This was how I watched everything go wrong for Corey Oswalt and the Mets tonight: I looked down at the floor, slightly to the left of my foot, stealing glimpses between bites of chicken and potatoes.

The floor was where my phone was, with MLB At Bat set to Gameday. Could I tell exactly what was going on? No — I’m nearly 50 and a phone is a relatively small rectangle. But I could see enough: the red circles of strikes, the green circles of balls, the blue circles of an at-bat decided.

And I could see this note: IN PLAY, RUN(S).

Yeah, I could see that one over and over and over again.

In truth, I wasn’t fooling my dinner companions and nobody much minded — my family members knew I was on recap duty. But it felt right for watching this dismal, effortlessly futile incarnation of the Mets fail at their craft. There should be something shameful about continuing to pay the slightest bit of attention to this shambolic dysfunction. You should lower your eyes and hope nobody notices what you’re doing.

Think of everything you could do to improve the world — or at least yourself — if you weren’t wasting three hours a night watching a beautiful game wantonly disfigured. You could be exercising. Picking up trash. Teaching people to read. Making birdhouses. Perfecting cold fusion. (Hey, why not? It’s not like we’re imagining Mickey Callaway figuring out the double switch.)

After dinner I washed dishes, a 20-minute stretch in which I was not tortured by the Mets. (It was great!) I then turned on the TV and watched them lose, except I kept drifting off. They put a couple of guys on, I drifted off, awoke with a start and watched things come to nothing. That happened a couple of times until finally Asdrubal Cabrera had struck out, they had lost and of course I was awake.

I’m barely at 300 words and I’ve already used a number of them to belittle and denigrate the Mets. Which they thoroughly deserve. As they deserve this: watching them, discussing them and even thinking about them has become a chore. That’s about the worst thing one can say about a sports team, but then “the worst” and “the 2018 Mets” go together perfectly.

13 comments to My Shameful Little Secret

  • Nick

    Wow. You’re hitting a real stride here. Beautifully put.

  • Bill Slocum

    The worse the Mets get, the better your writing becomes. You’ll be dashing off recaps in iambic pentameter by August.

  • LeClerc

    After the Famillaway disaster of Wednesday night, I give thanks to Oswalt for putting the Mets out of their misery early in the evening.

    So many good books to read.

  • Move to Sydney Australia mate…I did…and now I am a free man…10,000 miles of distance can really give you perspective on where your devotions lie

  • K. Lastima

    It’s like the car wreck on the shoulder of the highway . . . you tell yourself that you’re not going to slow down to rubberneck over it, but then you just can’t help yourself and do it anyway.

  • Greg Mitchell

    Next time go see the new flick on Moe Berg (Paul Rudd), “The Catcher Was A Spy.” Also he was Jewish and gay, besides catching Lefty Grove in an early scene and then going off to maybe shoot Heisenberg.

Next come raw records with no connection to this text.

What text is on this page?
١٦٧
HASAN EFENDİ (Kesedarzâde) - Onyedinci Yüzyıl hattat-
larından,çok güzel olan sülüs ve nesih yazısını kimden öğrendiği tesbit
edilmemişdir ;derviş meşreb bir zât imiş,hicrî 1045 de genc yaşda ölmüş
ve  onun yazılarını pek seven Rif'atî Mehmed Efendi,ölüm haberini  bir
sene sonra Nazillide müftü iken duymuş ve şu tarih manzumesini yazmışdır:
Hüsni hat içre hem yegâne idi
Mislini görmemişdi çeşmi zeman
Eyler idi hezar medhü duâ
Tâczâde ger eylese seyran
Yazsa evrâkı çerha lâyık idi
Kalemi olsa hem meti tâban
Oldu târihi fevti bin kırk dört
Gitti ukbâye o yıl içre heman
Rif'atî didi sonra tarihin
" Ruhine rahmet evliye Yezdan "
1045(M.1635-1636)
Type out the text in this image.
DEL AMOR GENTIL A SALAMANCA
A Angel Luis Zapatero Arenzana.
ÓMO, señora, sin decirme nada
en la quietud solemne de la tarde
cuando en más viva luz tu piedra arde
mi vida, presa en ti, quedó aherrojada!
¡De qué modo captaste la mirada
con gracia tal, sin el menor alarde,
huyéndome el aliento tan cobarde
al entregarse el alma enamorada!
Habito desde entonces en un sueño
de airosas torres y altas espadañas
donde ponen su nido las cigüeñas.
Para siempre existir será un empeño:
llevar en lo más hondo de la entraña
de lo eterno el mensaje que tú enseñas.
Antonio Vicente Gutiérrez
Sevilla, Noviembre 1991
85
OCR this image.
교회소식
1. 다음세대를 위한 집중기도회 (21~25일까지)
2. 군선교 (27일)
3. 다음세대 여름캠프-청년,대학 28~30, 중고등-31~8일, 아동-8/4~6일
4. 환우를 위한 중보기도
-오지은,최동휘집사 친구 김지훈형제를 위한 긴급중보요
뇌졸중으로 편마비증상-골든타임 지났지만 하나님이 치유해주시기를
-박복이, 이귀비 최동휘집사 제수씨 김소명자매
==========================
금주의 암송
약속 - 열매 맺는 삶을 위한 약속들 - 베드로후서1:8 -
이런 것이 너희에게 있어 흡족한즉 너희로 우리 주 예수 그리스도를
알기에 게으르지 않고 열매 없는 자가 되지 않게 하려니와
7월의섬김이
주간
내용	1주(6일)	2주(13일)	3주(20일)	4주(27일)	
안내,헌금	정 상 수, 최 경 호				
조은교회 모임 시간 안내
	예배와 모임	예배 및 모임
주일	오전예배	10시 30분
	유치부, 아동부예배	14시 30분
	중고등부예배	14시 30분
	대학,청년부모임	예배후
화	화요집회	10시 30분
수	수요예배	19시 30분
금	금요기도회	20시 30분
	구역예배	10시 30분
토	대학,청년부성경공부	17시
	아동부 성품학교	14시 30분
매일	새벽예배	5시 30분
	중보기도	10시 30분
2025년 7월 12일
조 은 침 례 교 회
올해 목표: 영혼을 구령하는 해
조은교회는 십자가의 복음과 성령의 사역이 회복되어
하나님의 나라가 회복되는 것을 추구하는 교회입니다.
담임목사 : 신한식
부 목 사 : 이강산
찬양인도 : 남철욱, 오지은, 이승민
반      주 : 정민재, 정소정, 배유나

But mainly because Wikipedia tells me Moe’s final words when he died at 70 were, “How did the Mets do today?” So they probably killed him. How many will this year’s team slay?

  • Jacobs27

    At the moment, is featuring a “highlight” entitled “Bautista scores on a double play.” The description reads: “Wilmer Flores grounds into a 6-4-3 double play, scoring Jose Bautista from third to cut the Mets’ deficit to 7-2 in the 8th inning”.

    Just putting that out there.

  • Great recap, Jason, sums it up perfectly.

    Look, it can’t keep going on like this, can it? Something has got to give, right?



  • mileL

    a sad poetry in following game in secret and in maintaining a posture associated with shame,dejaction, mournfulness.
    indeed sad times for fans of the mets.
    and jeez for his 27mil a year price tag can’t *somebody* compel cespedes to say *something*??

    between him and wright it’s $50M per year.
    at least the latter has made it clear he actually wants to come back.

    and wow, talk about spinning BS into…mold.
    when wilmer was up i thought maybe just maybe he makes it a two run game.
    only the mets would celebrate a gut-punch failed rally
    maybe mickey’s wrirtng for the PR dept now too.

    in this time of general political unravelling maybe the baseball gods are indeed telling us fans of hard-earned, well-worn character that mets baseball can no longer bring joy – or even the occasional enjoyable game.

    per those gods: yankee fans need not apply ;0]

    • Stan

      Dejaction is a good word right about now.

      It’s the shame that happens after you get more worked up than your date deserved.

  • Dave

    I had a busy day, it was hot, so while sitting in an easy chair watching the (for lack of a better word) game, I kept dosing off. Figured if the Mets were asleep, I could be too.

  • Xtian

    I swear, what with all the extreme wackness occurring on the daily, in both Mets and politics, I’m convinced that a time machine experiment from 2038 failed, and that the 46 year old time traveling Wilmer Flores somehow killed a butterfly, or actually hustled after the ball, during his stint.